Who got you here may not get you there
Businesses evolve and sometimes the people or dynamics that worked in one stage don’t fit the next. The mistake I’ve seen is waiting too long to make decisions about “fit for future”. When you avoid these conversations and decisions, projects stall, growth slows, and the people who could actually move things forward, are either hidden or prevented from doing so, or start quietly updating their LinkedIn. Have those conversations and make those decisions early, even when they’re uncomfortable. The people who got you here, don’t always get you there. I’ve found that if you get recruitment right, talent will be everywhere in your organization and you need to ensure you are allowing for the best talent to lead for maximum impact for each stage of growth.
Cash will get tight more often than you expect
It doesn’t matter how good things look from outside, there will be months where cash is tight, and as you grow the swings get bigger because the bets get bigger. It is easy to accelerate investment but harder to slow it down if your revenue predictions are not outpacing your investment. You need to build more buffer than you think you need and need to know your numbers deeply so that you see problems coming quarters before they arrive. Build more runway than feels necessary.
The funding question keeps coming back
Whether to take funding or add more funding and hold less of your company, or retain ownership and self-fund, is a question that comes up more than once. Self-funding can create greater wealth and even feel less stressful in some ways, but you’ll keep questioning the opportunity cost, wondering whether more capital would have unlocked faster growth or different doors. Yet not all money is the same. You can add significant value-add from investment or add significant overhead. If you haven’t thought this through before an investor is sitting across the table, you give away more equity or influence than you needed to, or agree to board terms that limit your options for years. Get clear on what ownership means to you before you’re in the middle of a funding conversation especially if you’re in a tight financial spot. What I have learned is that if you can self-fund and be profitable early, you have more options available to you.
Some weight is yours alone
Some decisions are yours alone to carry. There are choices that only you can make, the ones that cost real money and affect people’s lives and stay with you long after the meeting ends. Your team can advise and debate and offer perspective, but they go home at the end of the day and you’re still holding real financial and legal risk and the emotional and personal impact of decisions…I don’t think there’s a way around this, and accepting that has been more useful than fighting it.
The people who love you won’t fully understand
The people closest to you often can’t see what you’re carrying or how real the opportunity is that you are building for. Nearly everyone in my life, especially in the early years has wished I’d taken an easier path or stayed in the high-income employee working for someone else path. They see first-hand the stress without seeing the thrill of building something from nothing, or the satisfaction when it actually works, or what it means to watch something you created grow into something real. They’re not being unsupportive; they just can’t see it the way you can. What has motivated me is to think about how I can reward those who have supported me through all the early, hard or lean times.
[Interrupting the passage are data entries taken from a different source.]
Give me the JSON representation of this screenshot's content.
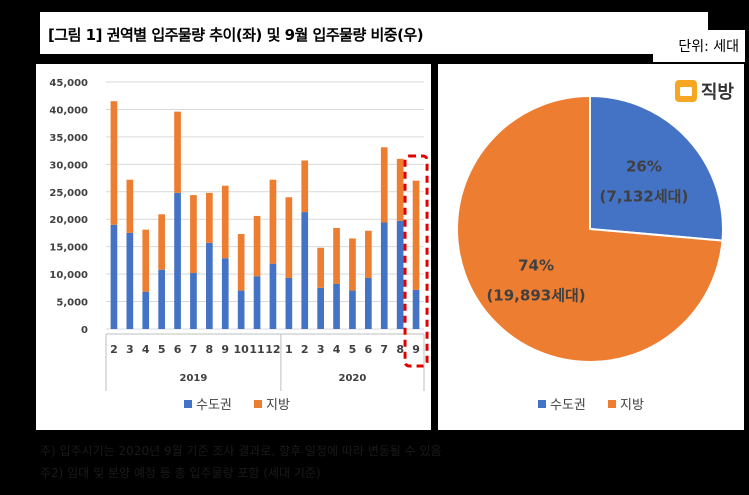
{
  "title": "[그림 1] 권역별 입주물량 추이(좌) 및 9월 입주물량 비중(우)",
  "unit": "단위: 세대",
  "logo": {
    "text": "직방",
    "icon": "house-icon",
    "color": "#f5a623"
  },
  "colors": {
    "capital": "#4472c4",
    "regional": "#ed7d31",
    "highlight": "#e00000"
  },
  "chart_data": [
    {
      "type": "bar",
      "stacked": true,
      "categories": [
        "2",
        "3",
        "4",
        "5",
        "6",
        "7",
        "8",
        "9",
        "10",
        "11",
        "12",
        "1",
        "2",
        "3",
        "4",
        "5",
        "6",
        "7",
        "8",
        "9"
      ],
      "groups": [
        {
          "label": "2019",
          "start": 0,
          "end": 10
        },
        {
          "label": "2020",
          "start": 11,
          "end": 19
        }
      ],
      "series": [
        {
          "name": "수도권",
          "color": "#4472c4",
          "values": [
            19000,
            17500,
            6800,
            10800,
            24800,
            10200,
            15700,
            12900,
            7000,
            9600,
            11900,
            9300,
            21300,
            7500,
            8200,
            7000,
            9300,
            19400,
            19700,
            7132
          ]
        },
        {
          "name": "지방",
          "color": "#ed7d31",
          "values": [
            22500,
            9700,
            11300,
            10100,
            14800,
            14200,
            9100,
            13200,
            10300,
            11000,
            15300,
            14700,
            9400,
            7300,
            10200,
            9500,
            8600,
            13700,
            11300,
            19893
          ]
        }
      ],
      "ylim": [
        0,
        45000
      ],
      "yticks": [
        "0",
        "5,000",
        "10,000",
        "15,000",
        "20,000",
        "25,000",
        "30,000",
        "35,000",
        "40,000",
        "45,000"
      ],
      "grid": true,
      "legend": "bottom",
      "highlight_index": 19
    },
    {
      "type": "pie",
      "slices": [
        {
          "name": "수도권",
          "value": 7132,
          "percent": "26%",
          "label": "(7,132세대)",
          "color": "#4472c4"
        },
        {
          "name": "지방",
          "value": 19893,
          "percent": "74%",
          "label": "(19,893세대)",
          "color": "#ed7d31"
        }
      ],
      "legend": "bottom"
    }
  ],
  "notes": [
    "주) 입주시기는 2020년 9월 기준 조사 결과로, 향후 일정에 따라 변동될 수 있음",
    "주2) 임대 및 분양 예정 등 총 입주물량 포함 (세대 기준)"
  ]
}
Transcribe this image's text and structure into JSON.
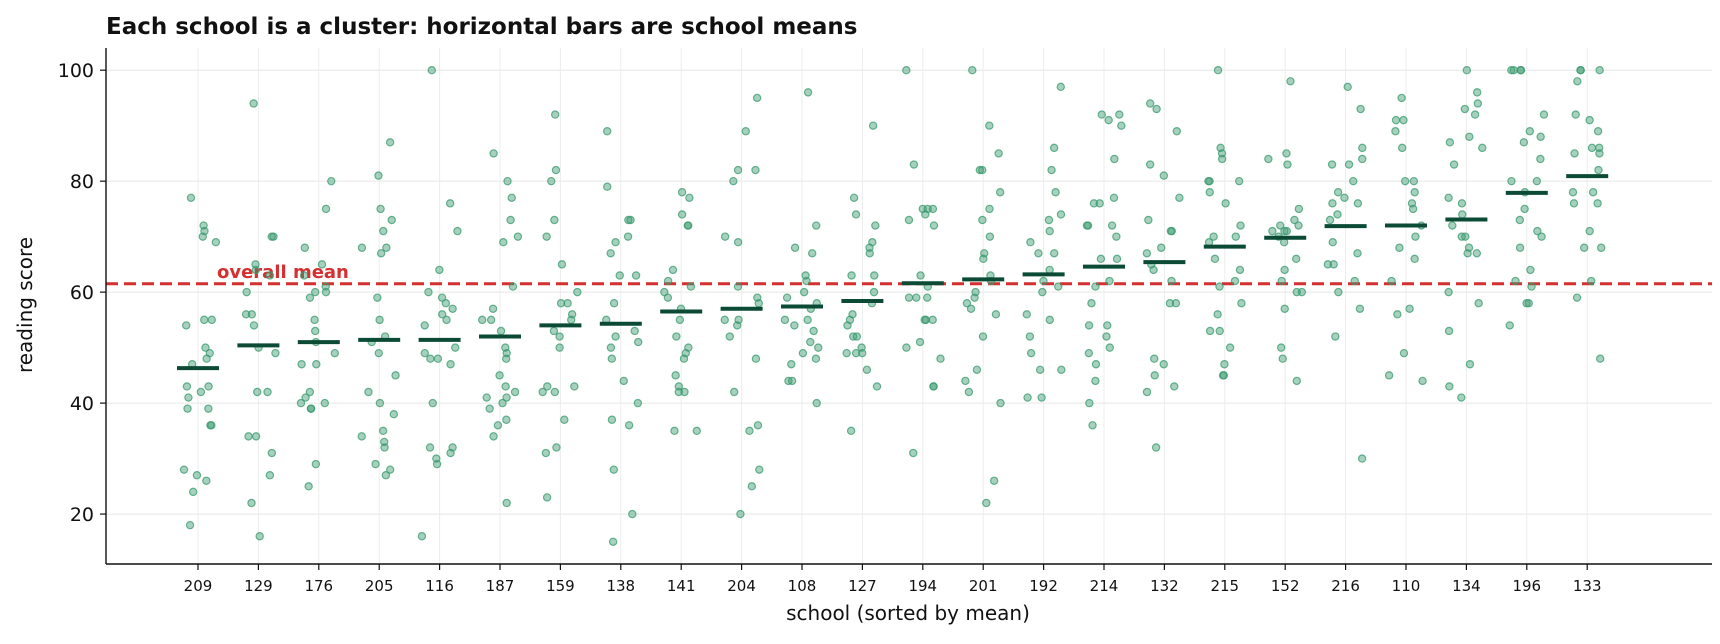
{
  "chart_data": {
    "type": "scatter",
    "title": "Each school is a cluster: horizontal bars are school means",
    "xlabel": "school (sorted by mean)",
    "ylabel": "reading score",
    "ylim": [
      11,
      104
    ],
    "yticks": [
      20,
      40,
      60,
      80,
      100
    ],
    "grid": true,
    "reference_line": {
      "value": 61.5,
      "label": "overall mean",
      "color": "#d62f2f",
      "style": "dashed"
    },
    "point_color": "#3a9a6e",
    "mean_color": "#0b4a35",
    "categories": [
      "209",
      "129",
      "176",
      "205",
      "116",
      "187",
      "159",
      "138",
      "141",
      "204",
      "108",
      "127",
      "194",
      "201",
      "192",
      "214",
      "132",
      "215",
      "152",
      "216",
      "110",
      "134",
      "196",
      "133"
    ],
    "means": [
      46.3,
      50.4,
      51.0,
      51.4,
      51.4,
      52.0,
      54.0,
      54.3,
      56.5,
      57.0,
      57.4,
      58.4,
      61.6,
      62.3,
      63.2,
      64.6,
      65.4,
      68.2,
      69.8,
      71.9,
      72.0,
      73.1,
      77.9,
      80.9
    ],
    "points": [
      [
        72,
        77,
        70,
        69,
        71,
        55,
        54,
        55,
        50,
        49,
        48,
        47,
        43,
        43,
        42,
        41,
        39,
        39,
        36,
        36,
        28,
        27,
        26,
        24,
        18
      ],
      [
        94,
        70,
        70,
        65,
        64,
        63,
        60,
        56,
        56,
        54,
        50,
        49,
        42,
        42,
        34,
        34,
        31,
        27,
        22,
        16
      ],
      [
        80,
        75,
        68,
        65,
        63,
        61,
        60,
        60,
        59,
        55,
        53,
        51,
        49,
        47,
        47,
        42,
        41,
        40,
        40,
        39,
        39,
        29,
        25
      ],
      [
        87,
        81,
        75,
        73,
        71,
        68,
        68,
        67,
        59,
        55,
        52,
        51,
        49,
        45,
        42,
        40,
        38,
        35,
        34,
        33,
        32,
        29,
        28,
        27
      ],
      [
        100,
        76,
        71,
        64,
        60,
        59,
        58,
        57,
        56,
        55,
        54,
        50,
        49,
        48,
        48,
        47,
        40,
        32,
        32,
        31,
        30,
        29,
        16
      ],
      [
        85,
        80,
        77,
        73,
        70,
        69,
        61,
        57,
        55,
        55,
        53,
        50,
        49,
        48,
        45,
        43,
        42,
        41,
        41,
        40,
        39,
        37,
        36,
        34,
        22
      ],
      [
        92,
        82,
        80,
        73,
        70,
        65,
        60,
        58,
        58,
        56,
        55,
        53,
        52,
        50,
        43,
        43,
        42,
        42,
        37,
        32,
        31,
        23
      ],
      [
        89,
        79,
        73,
        73,
        70,
        69,
        67,
        63,
        63,
        58,
        55,
        53,
        52,
        51,
        50,
        48,
        44,
        40,
        37,
        36,
        28,
        20,
        15
      ],
      [
        78,
        77,
        74,
        72,
        72,
        64,
        62,
        61,
        60,
        59,
        57,
        55,
        52,
        50,
        49,
        48,
        45,
        43,
        42,
        42,
        35,
        35
      ],
      [
        95,
        89,
        82,
        82,
        80,
        70,
        69,
        61,
        59,
        58,
        55,
        55,
        54,
        52,
        48,
        42,
        36,
        35,
        28,
        25,
        20
      ],
      [
        96,
        72,
        68,
        67,
        63,
        62,
        60,
        59,
        58,
        57,
        55,
        55,
        54,
        53,
        51,
        50,
        49,
        48,
        47,
        44,
        44,
        40
      ],
      [
        90,
        77,
        74,
        72,
        69,
        68,
        67,
        63,
        63,
        60,
        58,
        56,
        55,
        54,
        52,
        52,
        50,
        49,
        49,
        49,
        46,
        43,
        35
      ],
      [
        100,
        83,
        75,
        75,
        75,
        74,
        73,
        72,
        63,
        61,
        59,
        59,
        59,
        55,
        55,
        55,
        51,
        50,
        48,
        43,
        43,
        31
      ],
      [
        100,
        90,
        85,
        82,
        82,
        78,
        75,
        73,
        70,
        67,
        66,
        63,
        62,
        60,
        59,
        58,
        57,
        56,
        52,
        46,
        44,
        42,
        40,
        26,
        22
      ],
      [
        97,
        86,
        82,
        78,
        74,
        73,
        71,
        69,
        67,
        67,
        64,
        62,
        61,
        60,
        56,
        55,
        52,
        49,
        46,
        46,
        41,
        41
      ],
      [
        92,
        92,
        91,
        90,
        84,
        77,
        76,
        76,
        72,
        72,
        72,
        70,
        66,
        66,
        62,
        61,
        58,
        54,
        54,
        52,
        50,
        49,
        47,
        44,
        40,
        36
      ],
      [
        94,
        93,
        89,
        83,
        81,
        77,
        73,
        71,
        71,
        68,
        67,
        65,
        64,
        62,
        58,
        58,
        48,
        47,
        45,
        43,
        42,
        32
      ],
      [
        100,
        86,
        85,
        84,
        80,
        80,
        80,
        78,
        76,
        72,
        70,
        70,
        69,
        66,
        64,
        62,
        61,
        58,
        56,
        53,
        53,
        50,
        47,
        45,
        45
      ],
      [
        98,
        85,
        84,
        83,
        75,
        73,
        72,
        72,
        71,
        71,
        71,
        70,
        69,
        66,
        64,
        62,
        60,
        60,
        57,
        50,
        48,
        44
      ],
      [
        97,
        93,
        86,
        84,
        83,
        83,
        80,
        78,
        77,
        76,
        76,
        74,
        73,
        69,
        67,
        65,
        65,
        62,
        60,
        57,
        52,
        30
      ],
      [
        95,
        91,
        91,
        89,
        86,
        80,
        80,
        78,
        76,
        75,
        72,
        70,
        68,
        66,
        62,
        57,
        56,
        49,
        45,
        44
      ],
      [
        100,
        96,
        94,
        93,
        92,
        88,
        87,
        86,
        83,
        77,
        76,
        74,
        72,
        70,
        70,
        68,
        67,
        67,
        60,
        58,
        53,
        47,
        43,
        41
      ],
      [
        100,
        100,
        100,
        100,
        92,
        89,
        88,
        87,
        84,
        80,
        80,
        78,
        75,
        73,
        71,
        70,
        68,
        64,
        62,
        61,
        58,
        58,
        54
      ],
      [
        100,
        100,
        100,
        98,
        92,
        91,
        89,
        86,
        86,
        85,
        85,
        82,
        78,
        78,
        76,
        76,
        71,
        68,
        68,
        62,
        59,
        48
      ]
    ]
  }
}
Finding your people changes everything
Which is exactly why joining a Founder’s community has mattered so much. Without it, you face things along when you realize that in fact someone else is going through it too or figured it out two years ago and would have told you over coffee. Some of the best insight and clarity I’ve found has come from being around people going through the same thing, people who don’t need you to explain why it’s hard or why you keep doing it anyway. I started with Innovation Bay Summit group, surrounded by founders building incredible companies, and I am now with Mentornet for CEOs.

Innovation Bay Summit Blue Clan’s David Walsh, Anna Podolsky, James Ferguson, Adam Theobold, Susie Sugdon, Mina Nada, Noelle Smit (absent from photo)
This isn’t an exhaustive list, and although many Founders will concur with these lessons, your own version of founding or leading a business may look different from mine. Take what resonates, leave what doesn’t, but I highly recommend finding the people who’ll support you on the journey.
If you’re in the middle of any of this right now, I’d love to hear what you’d add or which topic spoke to you.